Die Gesellschaftskritik
Frauen am Rande

WAS SAGT UNS DAS? Es gibt kaum mehr nennenswerte Bands, die nur aus Frauen bestehen – ein Rätsel

Einige meiner besten Freunde sind Frauen. Und einige meiner größten Wissenslücken über Popmusik wurden von Frauen geschlossen

Einige meiner besten Freunde sind Frauen. Und einige meiner größten Wissenslücken über Popmusik wurden von Frauen geschlossen. Dafür bin ich Birgit, Molly, Robin und den anderen zu großem Dank verpflichtet. Sie wissen das. Und ich weiß, dass sie sich Popmusik genauso selbstverständlich angeeignet haben wie ich mir. Dass Popmusik Frauen generell benachteiligt, kann ich aus meinem Umfeld nicht bestätigen.

Ich bin mir sicher, dass Popdiskurse auch nur das wiedergeben, was in einer größeren Umlaufbahn, nennen wir sie Gesellschaft, immer wieder neu ausgehandelt wird.
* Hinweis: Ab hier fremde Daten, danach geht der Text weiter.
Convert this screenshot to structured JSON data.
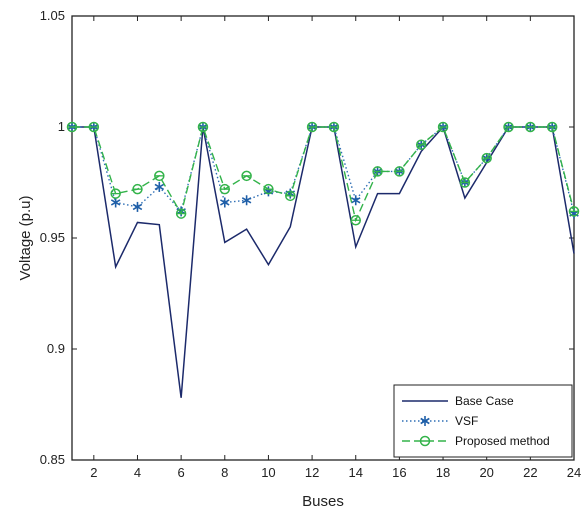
{
  "chart_data": {
    "type": "line",
    "xlabel": "Buses",
    "ylabel": "Voltage (p.u)",
    "xlim": [
      1,
      24
    ],
    "ylim": [
      0.85,
      1.05
    ],
    "x_ticks": [
      2,
      4,
      6,
      8,
      10,
      12,
      14,
      16,
      18,
      20,
      22,
      24
    ],
    "y_ticks": [
      "0.85",
      "0.9",
      "0.95",
      "1",
      "1.05"
    ],
    "y_tick_values": [
      0.85,
      0.9,
      0.95,
      1.0,
      1.05
    ],
    "grid": false,
    "legend_position": "bottom-right",
    "x": [
      1,
      2,
      3,
      4,
      5,
      6,
      7,
      8,
      9,
      10,
      11,
      12,
      13,
      14,
      15,
      16,
      17,
      18,
      19,
      20,
      21,
      22,
      23,
      24
    ],
    "series": [
      {
        "name": "Base Case",
        "style": "solid",
        "marker": "none",
        "color": "#1c2a6b",
        "values": [
          1.0,
          1.0,
          0.937,
          0.957,
          0.956,
          0.878,
          1.0,
          0.948,
          0.954,
          0.938,
          0.955,
          1.0,
          1.0,
          0.946,
          0.97,
          0.97,
          0.989,
          1.0,
          0.968,
          0.984,
          1.0,
          1.0,
          1.0,
          0.943
        ]
      },
      {
        "name": "VSF",
        "style": "dotted",
        "marker": "asterisk",
        "color": "#2f6fb5",
        "values": [
          1.0,
          1.0,
          0.966,
          0.964,
          0.973,
          0.962,
          1.0,
          0.966,
          0.967,
          0.971,
          0.97,
          1.0,
          1.0,
          0.967,
          0.98,
          0.98,
          0.992,
          1.0,
          0.975,
          0.986,
          1.0,
          1.0,
          1.0,
          0.961
        ]
      },
      {
        "name": "Proposed method",
        "style": "dashed",
        "marker": "circle",
        "color": "#33b34a",
        "values": [
          1.0,
          1.0,
          0.97,
          0.972,
          0.978,
          0.961,
          1.0,
          0.972,
          0.978,
          0.972,
          0.969,
          1.0,
          1.0,
          0.958,
          0.98,
          0.98,
          0.992,
          1.0,
          0.975,
          0.986,
          1.0,
          1.0,
          1.0,
          0.962
        ]
      }
    ]
  }
}
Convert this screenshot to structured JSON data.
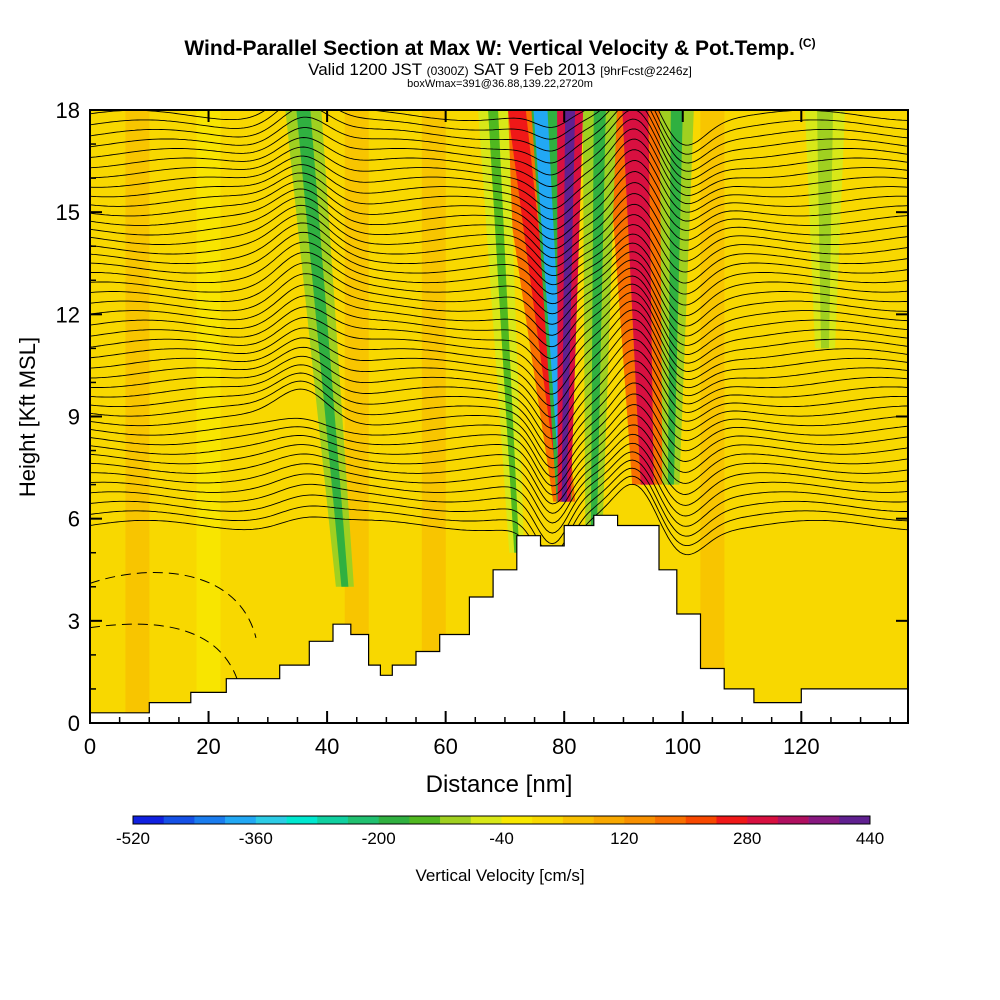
{
  "chart_data": {
    "type": "heatmap",
    "title": "Wind-Parallel Section at Max W: Vertical Velocity & Pot.Temp.",
    "title_mark": "(C)",
    "subtitle_parts": [
      "Valid 1200 JST ",
      "(0300Z)",
      " SAT 9 Feb 2013 ",
      "[9hrFcst@2246z]"
    ],
    "subtitle2": "boxWmax=391@36.88,139.22,2720m",
    "xlabel": "Distance [nm]",
    "ylabel": "Height [Kft MSL]",
    "xlim": [
      0,
      138
    ],
    "ylim": [
      0,
      18
    ],
    "x_ticks": [
      0,
      20,
      40,
      60,
      80,
      100,
      120
    ],
    "y_ticks": [
      0,
      3,
      6,
      9,
      12,
      15,
      18
    ],
    "terrain": {
      "x": [
        0,
        10,
        10,
        17,
        17,
        23,
        23,
        32,
        32,
        37,
        37,
        41,
        41,
        44,
        44,
        47,
        47,
        49,
        49,
        51,
        51,
        55,
        55,
        59,
        59,
        64,
        64,
        68,
        68,
        72,
        72,
        76,
        76,
        80,
        80,
        85,
        85,
        89,
        89,
        96,
        96,
        99,
        99,
        103,
        103,
        107,
        107,
        112,
        112,
        120,
        120,
        138
      ],
      "y": [
        0.3,
        0.3,
        0.6,
        0.6,
        0.9,
        0.9,
        1.3,
        1.3,
        1.7,
        1.7,
        2.4,
        2.4,
        2.9,
        2.9,
        2.6,
        2.6,
        1.7,
        1.7,
        1.4,
        1.4,
        1.7,
        1.7,
        2.1,
        2.1,
        2.6,
        2.6,
        3.7,
        3.7,
        4.5,
        4.5,
        5.5,
        5.5,
        5.2,
        5.2,
        5.8,
        5.8,
        6.1,
        6.1,
        5.8,
        5.8,
        4.5,
        4.5,
        3.2,
        3.2,
        1.6,
        1.6,
        1.0,
        1.0,
        0.6,
        0.6,
        1.0,
        1.0
      ]
    },
    "colorbar": {
      "label": "Vertical Velocity [cm/s]",
      "min": -520,
      "step": 40,
      "tick_labels": [
        "-520",
        "-360",
        "-200",
        "-40",
        "120",
        "280",
        "440"
      ],
      "colors": [
        "#1020e0",
        "#1550e6",
        "#1a7cee",
        "#22a8f4",
        "#2ccce6",
        "#00e8d0",
        "#10d0a0",
        "#20c070",
        "#30b040",
        "#50b820",
        "#a0d020",
        "#d8e818",
        "#f8e800",
        "#f8d800",
        "#f8c000",
        "#f8a800",
        "#f89000",
        "#f87000",
        "#f84800",
        "#f01818",
        "#d81040",
        "#b01060",
        "#881880",
        "#602090"
      ]
    },
    "w_features": [
      {
        "type": "updraft",
        "x": 79.5,
        "w": 400
      },
      {
        "type": "downdraft",
        "x": 76.5,
        "w": -380
      },
      {
        "type": "updraft",
        "x": 92,
        "w": 280
      },
      {
        "type": "updraft",
        "x": 72,
        "w": 250
      },
      {
        "type": "downdraft",
        "x": 86,
        "w": -200
      },
      {
        "type": "downdraft",
        "x": 99,
        "w": -200
      },
      {
        "type": "downdraft",
        "x": 36,
        "w": -180
      },
      {
        "type": "downdraft",
        "x": 68,
        "w": -140
      },
      {
        "type": "downdraft",
        "x": 124,
        "w": -120
      }
    ]
  }
}
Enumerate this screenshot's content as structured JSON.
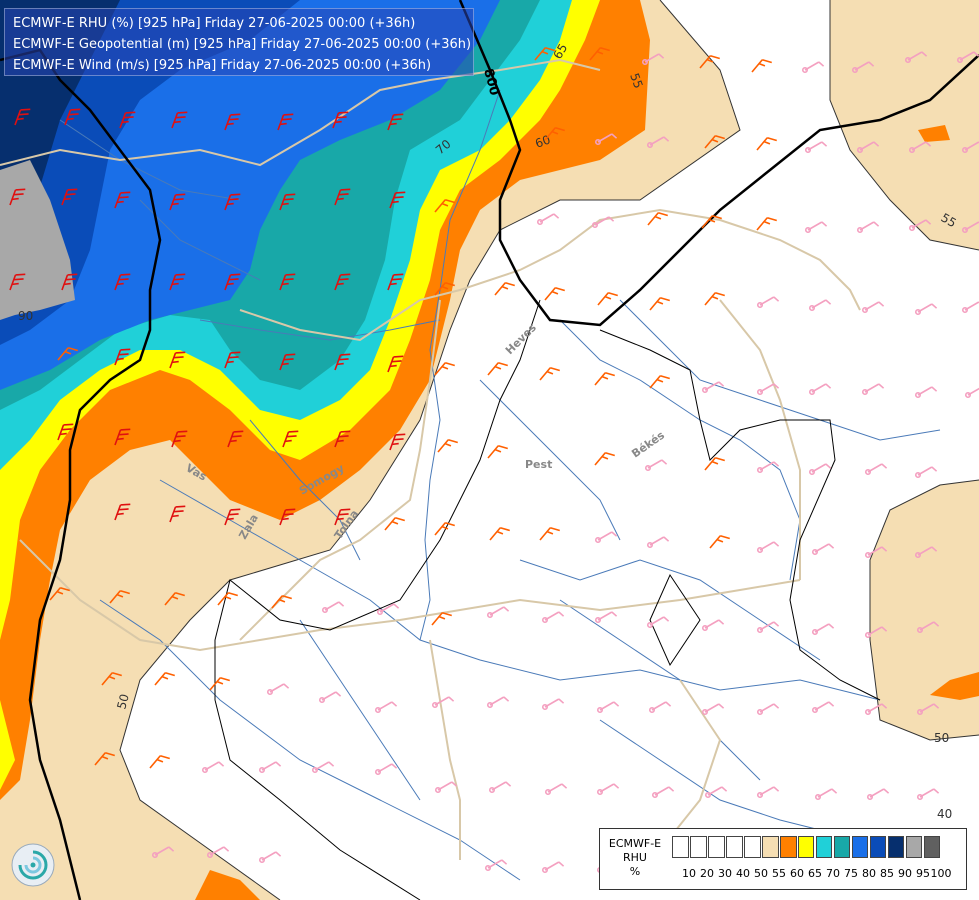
{
  "title_lines": [
    "ECMWF-E RHU (%) [925 hPa] Friday 27-06-2025 00:00 (+36h)",
    "ECMWF-E Geopotential (m) [925 hPa] Friday 27-06-2025 00:00 (+36h)",
    "ECMWF-E Wind (m/s) [925 hPa] Friday 27-06-2025 00:00 (+36h)"
  ],
  "legend": {
    "title_lines": [
      "ECMWF-E",
      "RHU",
      "%"
    ],
    "bins": [
      {
        "label": "10",
        "color": "#ffffff"
      },
      {
        "label": "20",
        "color": "#ffffff"
      },
      {
        "label": "30",
        "color": "#ffffff"
      },
      {
        "label": "40",
        "color": "#ffffff"
      },
      {
        "label": "50",
        "color": "#ffffff"
      },
      {
        "label": "55",
        "color": "#f5deb3"
      },
      {
        "label": "60",
        "color": "#ff8000"
      },
      {
        "label": "65",
        "color": "#ffff00"
      },
      {
        "label": "70",
        "color": "#20d0d8"
      },
      {
        "label": "75",
        "color": "#18a8a8"
      },
      {
        "label": "80",
        "color": "#1a6fe8"
      },
      {
        "label": "85",
        "color": "#0a4cb8"
      },
      {
        "label": "90",
        "color": "#062f6e"
      },
      {
        "label": "95",
        "color": "#a8a8a8"
      },
      {
        "label": "100",
        "color": "#606060"
      }
    ],
    "tick_labels": [
      "10",
      "20",
      "30",
      "40",
      "50",
      "55",
      "60",
      "65",
      "70",
      "75",
      "80",
      "85",
      "90",
      "95",
      "100"
    ]
  },
  "contour_labels": [
    "65",
    "55",
    "70",
    "60",
    "55",
    "50",
    "50",
    "40",
    "90",
    "800"
  ],
  "region_labels": [
    "Heves",
    "Pest",
    "Békés",
    "Vas",
    "Zala",
    "Somogy",
    "Tolna"
  ],
  "colors": {
    "wind_barb_high": "#e01010",
    "wind_barb_mid": "#ff6000",
    "wind_barb_low": "#f4a0c0",
    "rivers": "#4a7ab8",
    "borders": "#d8c8a8",
    "isohypse": "#000000"
  }
}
Wenn Pop zu einem bestimmten Zeitpunkt inklusiv war, heißt das nicht unbedingt, dass es immer so bleibt.

Am Beginn einer Musiksozialisation steht meistens das Eintauchen in eine jugendliche Subkultur und das Ausklinken aus Zeitläuften – meine „Jackengruppe“ waren die Punks, und da gab es in den frühen Achtzigern viele aktive Frauen, („Punketten“), die in Bands spielten, Konzerte organisierten oder Kneipen schmissen, als ob es kein Morgen gäbe. Sich mit Musik ernsthaft auseinanderzusetzen war damals kein exklusives Jungsding.

Frauen waren gleichberechtigt. Das musste nicht ständig ausdiskutiert werden, das war so. Allerdings blieb das hedonistische Treiben in autonomen süddeutschen Jugendzentren einer größeren Öffentlichkeit weitgehend verborgen. Punk interessierte einfach nicht, außer vielleicht die Polizei.

Anders sah es dagegen in den Neunzigern aus, als die Ravekultur massenwirksam wurde und DJs die Bedeutung von Musikern einnahmen. Platten wurden mehrheitlich von Männern aufgelegt, fast alle Entscheidungsträger in der Szene waren männlich, selbst die Journalisten, die darüber schrieben und die intellektuellen Diskurse beherrschten. Wie es dazu kam? Vielleicht hat die Digitalisierung der Produktionsvorgänge und die Technisierung der Sprache zunächst abschreckend auf Frauen gewirkt. Musikalischer Dilletantismus, wie er am Anfang des Punk Pate stand, war damals nicht gefragt und wurde durch die hohe Perfektion der Produktionsmittel von vornherein ausgeschlossen. Inzwischen gibt es übrigens viele Frauen, die technisch anspruchsvolle elektronische Musik produzieren, aber das ist eine andere Geschichte.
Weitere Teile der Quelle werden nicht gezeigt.